Publication | Open Access

The collective-risk social dilemma and the prevention of simulated dangerous climate change

600

Citations

28

References

2008

Year

TLDR

The collective‑risk social dilemma occurs when individuals must sacrifice to reach a shared target, yet each faces personal loss if the target is missed, a situation that mirrors the global challenge of preventing dangerous climate change. The study introduces and simulates this dilemma by asking groups to achieve a fixed monetary target through successive contributions while knowing that failure would trigger a loss of all remaining funds with a certain probability. The authors carried out a controlled experiment in which groups made successive monetary contributions toward a fixed target, with the knowledge that missing the target would result in losing all remaining money according to a specified risk probability. The findings indicate that at high risk, roughly half of the groups succeed while the rest only marginally fail, whereas at lower risk groups generally fail, suggesting that highlighting the high likelihood of severe individual loss can help alleviate the dilemma.

Abstract

Will a group of people reach a collective target through individual contributions when everyone suffers individually if the target is missed?
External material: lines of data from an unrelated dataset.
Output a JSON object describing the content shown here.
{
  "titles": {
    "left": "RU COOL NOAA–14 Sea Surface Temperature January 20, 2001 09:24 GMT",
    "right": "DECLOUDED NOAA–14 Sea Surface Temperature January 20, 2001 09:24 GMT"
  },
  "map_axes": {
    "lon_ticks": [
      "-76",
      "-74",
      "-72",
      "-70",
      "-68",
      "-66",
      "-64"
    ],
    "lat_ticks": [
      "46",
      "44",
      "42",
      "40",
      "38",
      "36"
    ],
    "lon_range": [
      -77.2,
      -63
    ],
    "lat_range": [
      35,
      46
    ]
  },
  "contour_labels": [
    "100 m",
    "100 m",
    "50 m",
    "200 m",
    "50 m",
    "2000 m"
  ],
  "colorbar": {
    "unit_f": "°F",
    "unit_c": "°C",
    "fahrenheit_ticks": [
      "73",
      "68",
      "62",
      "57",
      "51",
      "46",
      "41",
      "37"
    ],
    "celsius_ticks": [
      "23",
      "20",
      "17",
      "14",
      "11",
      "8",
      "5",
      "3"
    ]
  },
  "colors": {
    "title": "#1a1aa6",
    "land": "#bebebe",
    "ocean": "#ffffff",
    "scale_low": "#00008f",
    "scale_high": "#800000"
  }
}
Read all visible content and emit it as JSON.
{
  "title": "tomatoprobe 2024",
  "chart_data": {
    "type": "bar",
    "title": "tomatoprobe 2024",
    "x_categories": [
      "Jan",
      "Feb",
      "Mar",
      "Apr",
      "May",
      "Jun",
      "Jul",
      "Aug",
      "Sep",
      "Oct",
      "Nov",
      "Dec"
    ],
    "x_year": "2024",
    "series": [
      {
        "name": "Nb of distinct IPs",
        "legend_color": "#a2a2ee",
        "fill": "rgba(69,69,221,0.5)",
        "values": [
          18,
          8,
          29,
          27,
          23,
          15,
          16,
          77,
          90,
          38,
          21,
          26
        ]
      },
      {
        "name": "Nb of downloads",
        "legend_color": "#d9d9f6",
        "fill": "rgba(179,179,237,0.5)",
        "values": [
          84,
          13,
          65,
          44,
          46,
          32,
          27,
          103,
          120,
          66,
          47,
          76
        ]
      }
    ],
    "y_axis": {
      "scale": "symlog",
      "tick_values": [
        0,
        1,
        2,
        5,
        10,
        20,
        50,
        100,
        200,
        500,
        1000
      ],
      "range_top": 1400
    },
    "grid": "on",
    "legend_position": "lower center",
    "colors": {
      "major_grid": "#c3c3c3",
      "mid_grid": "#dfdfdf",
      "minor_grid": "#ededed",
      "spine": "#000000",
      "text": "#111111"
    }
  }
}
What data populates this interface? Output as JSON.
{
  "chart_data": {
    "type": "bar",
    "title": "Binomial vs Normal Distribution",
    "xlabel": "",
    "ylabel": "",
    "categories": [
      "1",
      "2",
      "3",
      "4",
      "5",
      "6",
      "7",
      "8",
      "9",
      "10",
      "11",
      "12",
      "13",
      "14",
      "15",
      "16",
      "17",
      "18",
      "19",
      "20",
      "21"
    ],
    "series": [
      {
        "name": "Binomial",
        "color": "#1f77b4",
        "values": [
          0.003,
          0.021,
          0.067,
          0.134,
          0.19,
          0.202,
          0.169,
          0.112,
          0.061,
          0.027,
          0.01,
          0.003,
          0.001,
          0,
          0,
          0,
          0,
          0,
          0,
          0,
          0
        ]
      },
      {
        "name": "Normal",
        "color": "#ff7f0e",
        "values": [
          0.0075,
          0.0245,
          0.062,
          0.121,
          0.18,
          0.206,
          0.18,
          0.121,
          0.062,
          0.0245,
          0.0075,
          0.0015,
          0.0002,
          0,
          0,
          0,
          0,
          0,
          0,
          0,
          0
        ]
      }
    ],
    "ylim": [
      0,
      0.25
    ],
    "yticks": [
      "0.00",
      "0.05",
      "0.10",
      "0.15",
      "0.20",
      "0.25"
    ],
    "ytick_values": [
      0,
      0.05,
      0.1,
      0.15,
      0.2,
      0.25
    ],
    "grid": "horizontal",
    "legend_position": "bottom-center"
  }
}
This “collective-risk social dilemma” exists in various social scenarios, the globally most challenging one being the prevention of dangerous climate change. Reaching the collective target requires individual sacrifice, with benefits to all but no guarantee that others will also contribute. It even seems tempting to contribute less and save money to induce others to contribute more, hence the dilemma and the risk of failure. Here, we introduce the collective-risk social dilemma and simulate it in a controlled experiment: Will a group of people reach a fixed target sum through successive monetary contributions, when they know they will lose all their remaining money with a certain probability if they fail to reach the target sum? We find that, under high risk of simulated dangerous climate change, half of the groups succeed in reaching the target sum, whereas the others only marginally fail. When the risk of loss is only as high as the necessary average investment or even lower, the groups generally fail to reach the target sum. We conclude that one possible strategy to relieve the collective-risk dilemma in high-risk situations is to convince people that failure to invest enough is very likely to cause grave financial loss to the individual. Our analysis describes the social window humankind has to prevent dangerous climate change.